Toxic shock syndrome (TSS) is a rare but life-threatening illness that is mainly caused by toxigenic strains of Staphylococcus aureus. Although TSS is classically known to be associated with tampon use, the number of TSS cases with non-menstrual causes such as skin and soft tissue infection has been increasing. Tattooing can result in several complications such as localized and systemic infections, inflammatory skin eruptions and neoplasms. We recently experienced a 26-year-old man diagnosed with typical TSS following tattooing. He complained of fever, chills and erythematous rash at tattoo site. Subsequently, the patient developed sign of shock. The skin cultures on the tattoo site were positive for methicillin-sensitive Staphylococcus aureus. The patient was successfully treated with vasopressor infusion and intravenous antibiotics and was discharged without complications. On discharge from the hospital 7 days later, desquamations on the tattoo site, fingers and toes were observed.
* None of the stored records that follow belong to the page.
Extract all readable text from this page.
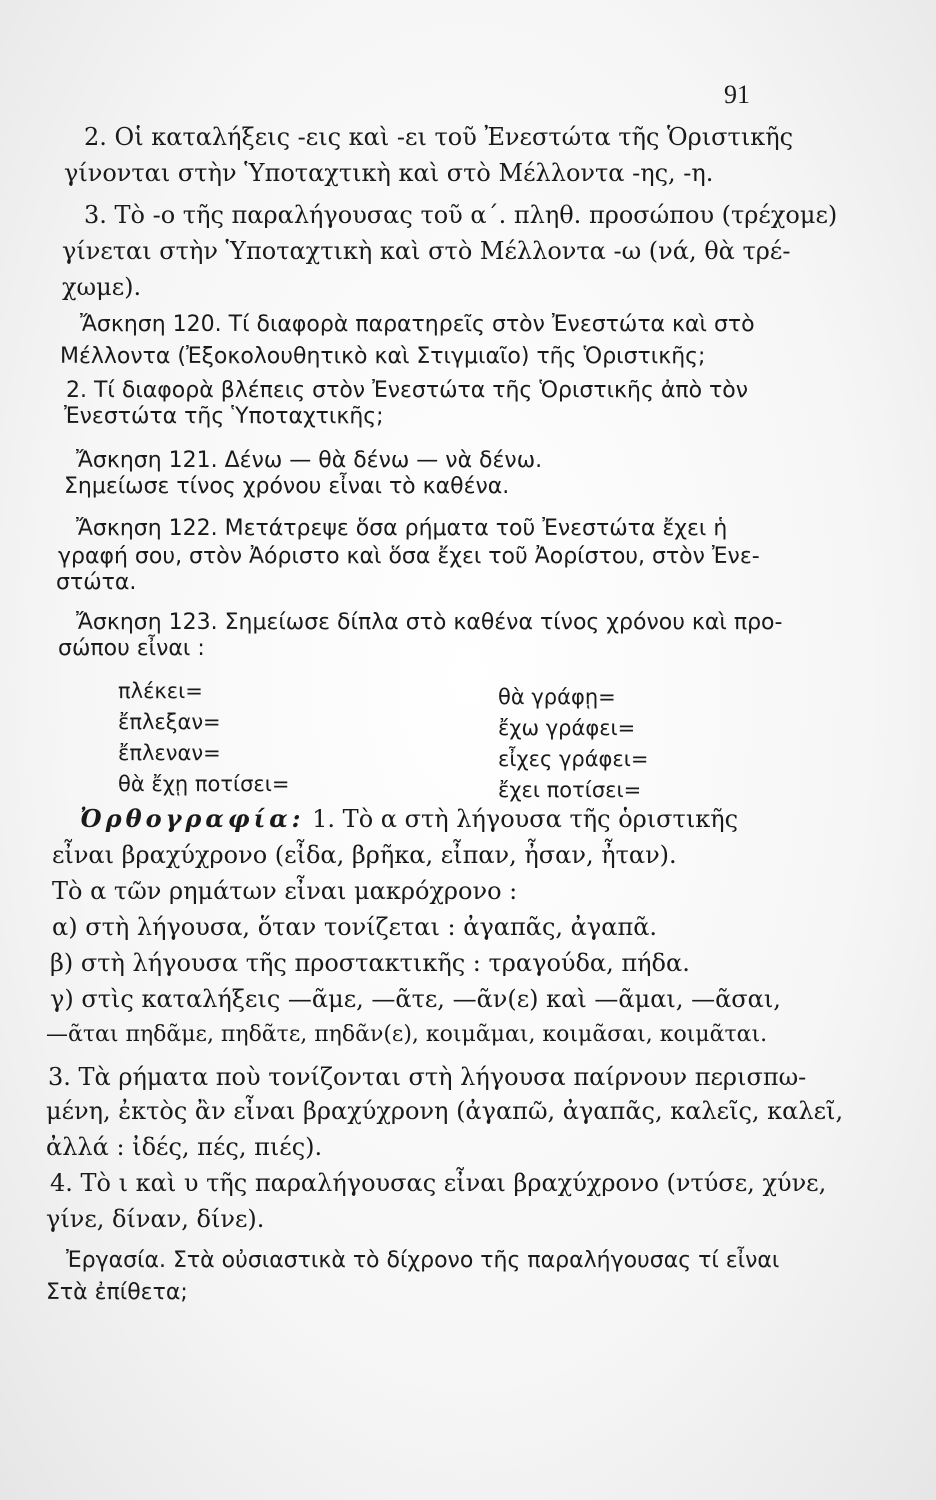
91
2. Οἱ καταλήξεις -εις καὶ -ει τοῦ Ἐνεστώτα τῆς Ὁριστικῆς
γίνονται στὴν Ὑποταχτικὴ καὶ στὸ Μέλλοντα -ης, -η.
3. Τὸ -ο τῆς παραλήγουσας τοῦ α΄. πληθ. προσώπου (τρέχομε)
γίνεται στὴν Ὑποταχτικὴ καὶ στὸ Μέλλοντα -ω (νά, θὰ τρέ-
χωμε).
Ἄσκηση 120. Τί διαφορὰ παρατηρεῖς στὸν Ἐνεστώτα καὶ στὸ
Μέλλοντα (Ἐξοκολουθητικὸ καὶ Στιγμιαῖο) τῆς Ὁριστικῆς;
2. Τί διαφορὰ βλέπεις στὸν Ἐνεστώτα τῆς Ὁριστικῆς ἀπὸ τὸν
Ἐνεστώτα τῆς Ὑποταχτικῆς;
Ἄσκηση 121. Δένω — θὰ δένω — νὰ δένω.
Σημείωσε τίνος χρόνου εἶναι τὸ καθένα.
Ἄσκηση 122. Μετάτρεψε ὅσα ρήματα τοῦ Ἐνεστώτα ἔχει ἡ
γραφή σου, στὸν Ἀόριστο καὶ ὅσα ἔχει τοῦ Ἀορίστου, στὸν Ἐνε-
στώτα.
Ἄσκηση 123. Σημείωσε δίπλα στὸ καθένα τίνος χρόνου καὶ προ-
σώπου εἶναι :
πλέκει=
ἔπλεξαν=
ἔπλεναν=
θὰ ἔχῃ ποτίσει=
θὰ γράφῃ=
ἔχω γράφει=
εἶχες γράφει=
ἔχει ποτίσει=
Ὀρθογραφία: 1. Τὸ α στὴ λήγουσα τῆς ὁριστικῆς
εἶναι βραχύχρονο (εἶδα, βρῆκα, εἶπαν, ἦσαν, ἦταν).
Τὸ α τῶν ρημάτων εἶναι μακρόχρονο :
α) στὴ λήγουσα, ὅταν τονίζεται : ἀγαπᾶς, ἀγαπᾶ.
β) στὴ λήγουσα τῆς προστακτικῆς : τραγούδα, πήδα.
γ) στὶς καταλήξεις —ᾶμε, —ᾶτε, —ᾶν(ε) καὶ —ᾶμαι, —ᾶσαι,
—ᾶται πηδᾶμε, πηδᾶτε, πηδᾶν(ε), κοιμᾶμαι, κοιμᾶσαι, κοιμᾶται.
3. Τὰ ρήματα ποὺ τονίζονται στὴ λήγουσα παίρνουν περισπω-
μένη, ἐκτὸς ἂν εἶναι βραχύχρονη (ἀγαπῶ, ἀγαπᾶς, καλεῖς, καλεῖ,
ἀλλά : ἰδές, πές, πιές).
4. Τὸ ι καὶ υ τῆς παραλήγουσας εἶναι βραχύχρονο (ντύσε, χύνε,
γίνε, δίναν, δίνε).
Ἐργασία. Στὰ οὐσιαστικὰ τὸ δίχρονο τῆς παραλήγουσας τί εἶναι
Στὰ ἐπίθετα;
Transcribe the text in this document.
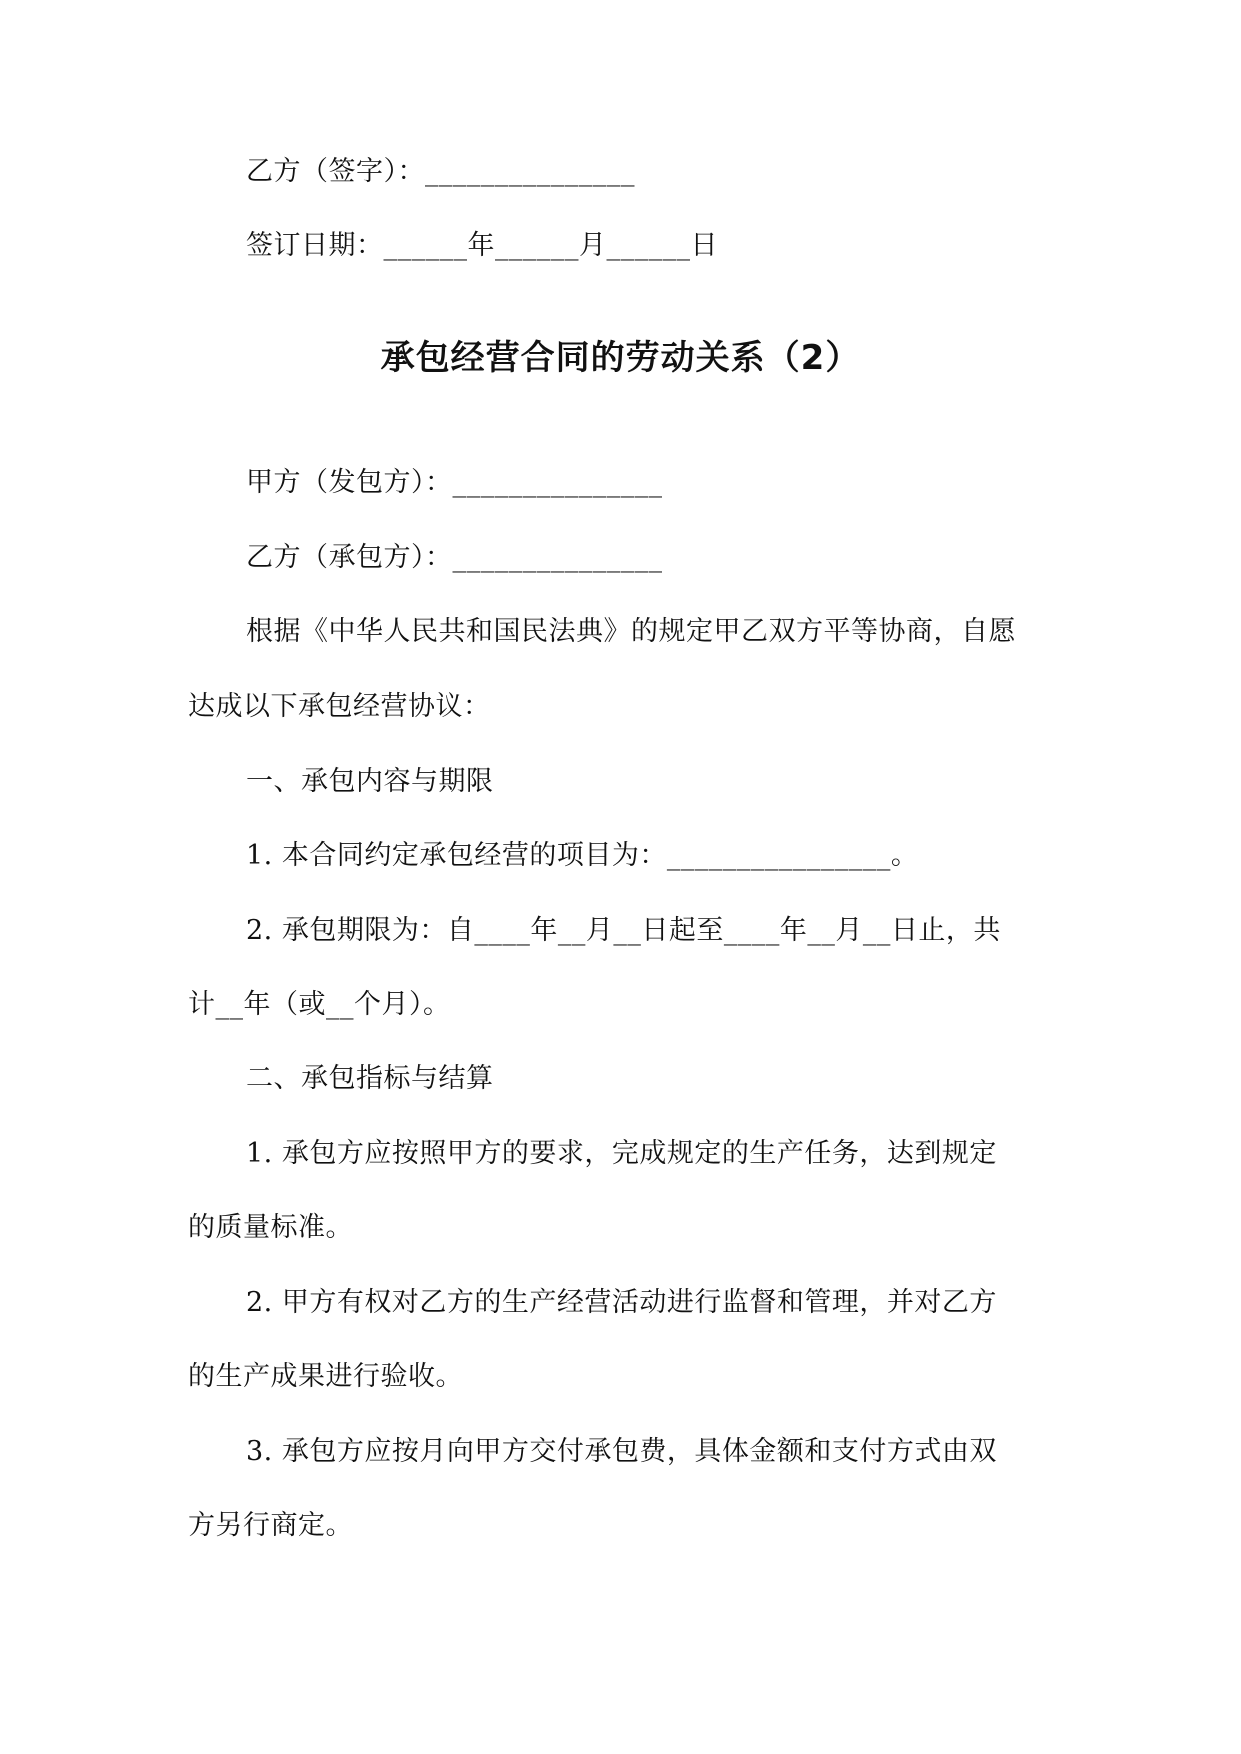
乙方（签字）：_______________
签订日期：______年______月______日
承包经营合同的劳动关系（2）
甲方（发包方）：_______________
乙方（承包方）：_______________
根据《中华人民共和国民法典》的规定甲乙双方平等协商，自愿
达成以下承包经营协议：
一、承包内容与期限
1. 本合同约定承包经营的项目为：________________。
2. 承包期限为：自____年__月__日起至____年__月__日止，共
计__年（或__个月）。
二、承包指标与结算
1. 承包方应按照甲方的要求，完成规定的生产任务，达到规定
的质量标准。
2. 甲方有权对乙方的生产经营活动进行监督和管理，并对乙方
的生产成果进行验收。
3. 承包方应按月向甲方交付承包费，具体金额和支付方式由双
方另行商定。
Toxic shock syndrome (TSS) is a rare but life-threatening illness that is mainly caused by toxigenic strains of Staphylococcus aureus (SA). The clinical feature of it is characterized by fever, skin rash, hypotension, desquamation and multi-organ failure.[1] Although classically known to be associated with women using tampon, the incidence of these menstrual TSS has substantially decreased with increasing market reform and education for proper use of it.[2] On the contrary, the number of non-menstrual TSS related with skin and soft tissue as the primary infection sites has relatively increased.[3-4]
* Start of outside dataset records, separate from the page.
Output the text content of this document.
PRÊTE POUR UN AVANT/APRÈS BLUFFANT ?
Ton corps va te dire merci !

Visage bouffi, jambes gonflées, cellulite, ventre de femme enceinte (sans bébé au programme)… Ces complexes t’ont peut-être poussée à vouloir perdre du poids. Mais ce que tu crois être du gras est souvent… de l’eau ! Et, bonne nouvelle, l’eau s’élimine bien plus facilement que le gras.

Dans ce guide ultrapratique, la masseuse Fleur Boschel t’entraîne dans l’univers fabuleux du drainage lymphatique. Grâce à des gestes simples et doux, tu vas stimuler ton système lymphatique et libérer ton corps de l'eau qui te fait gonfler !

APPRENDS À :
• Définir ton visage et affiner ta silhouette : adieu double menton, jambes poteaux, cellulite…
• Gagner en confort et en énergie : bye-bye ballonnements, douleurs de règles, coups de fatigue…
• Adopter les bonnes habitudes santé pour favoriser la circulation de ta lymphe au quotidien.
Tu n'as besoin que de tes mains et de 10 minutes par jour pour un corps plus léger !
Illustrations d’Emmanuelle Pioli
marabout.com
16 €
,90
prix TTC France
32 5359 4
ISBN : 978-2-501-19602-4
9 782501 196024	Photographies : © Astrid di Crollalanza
Tattoo, an indelible mark of body made by deposition of ink into the dermis layer of the skin, has developed several complications such as localized and systemic infections, inflammatory skin eruptions and neoplasms.[5] Its complication rate was approximately 2-3% and most are related to infections. The most severe complications which can lead to death are systemic infections such as septicemia, TSS and endocarditis, but these are very rare.[6]
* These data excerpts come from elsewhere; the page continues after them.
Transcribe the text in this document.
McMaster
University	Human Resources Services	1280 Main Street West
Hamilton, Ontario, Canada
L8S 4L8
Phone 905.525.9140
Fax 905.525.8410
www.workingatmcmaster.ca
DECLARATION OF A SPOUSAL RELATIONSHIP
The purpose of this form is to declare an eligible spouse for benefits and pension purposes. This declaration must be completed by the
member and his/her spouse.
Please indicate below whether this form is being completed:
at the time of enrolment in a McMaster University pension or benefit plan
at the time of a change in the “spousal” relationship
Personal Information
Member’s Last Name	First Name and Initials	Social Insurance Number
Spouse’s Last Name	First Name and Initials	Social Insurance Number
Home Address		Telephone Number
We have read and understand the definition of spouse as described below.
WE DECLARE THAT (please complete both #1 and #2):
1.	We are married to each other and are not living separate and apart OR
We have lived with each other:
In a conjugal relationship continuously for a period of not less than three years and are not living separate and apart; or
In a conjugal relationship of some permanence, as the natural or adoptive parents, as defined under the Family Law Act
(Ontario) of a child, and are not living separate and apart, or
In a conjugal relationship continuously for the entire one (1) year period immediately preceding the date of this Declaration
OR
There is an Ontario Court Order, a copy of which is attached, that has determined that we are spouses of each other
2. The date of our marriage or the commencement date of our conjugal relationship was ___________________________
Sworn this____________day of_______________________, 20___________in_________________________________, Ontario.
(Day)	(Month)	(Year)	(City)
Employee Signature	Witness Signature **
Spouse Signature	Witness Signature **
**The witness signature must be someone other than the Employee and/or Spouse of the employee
Herein, we report a recently encountered case of TSS caused by SA after tattooing in a patient who had no underlying disease.

Case Report

A 26-year-old man visited the emergency department with complaints of a fever, chill, myalgia, headache and diarrhea over 3 days. History revealed that these symptoms were developed after receiving the tattoo on the back 3 days prior to presentation. He presented with no significant past medical history and intravenous drug use. On presentation, he was alert but lethargic and sweating. Initial vital signs were blood pressure 151/57 mmHg, heart rate 140 beats/min, respiratory rate 20/min, body temperature 38°C and pulse oximetry 99% on room air. Physical examination was remarkable for erythematous rash and multiple greenish papules at the patient’s tattoo sites (Fig 1A, 1B), as well as non-itchy erythematous rash on the anterior chest wall (Fig. 1C).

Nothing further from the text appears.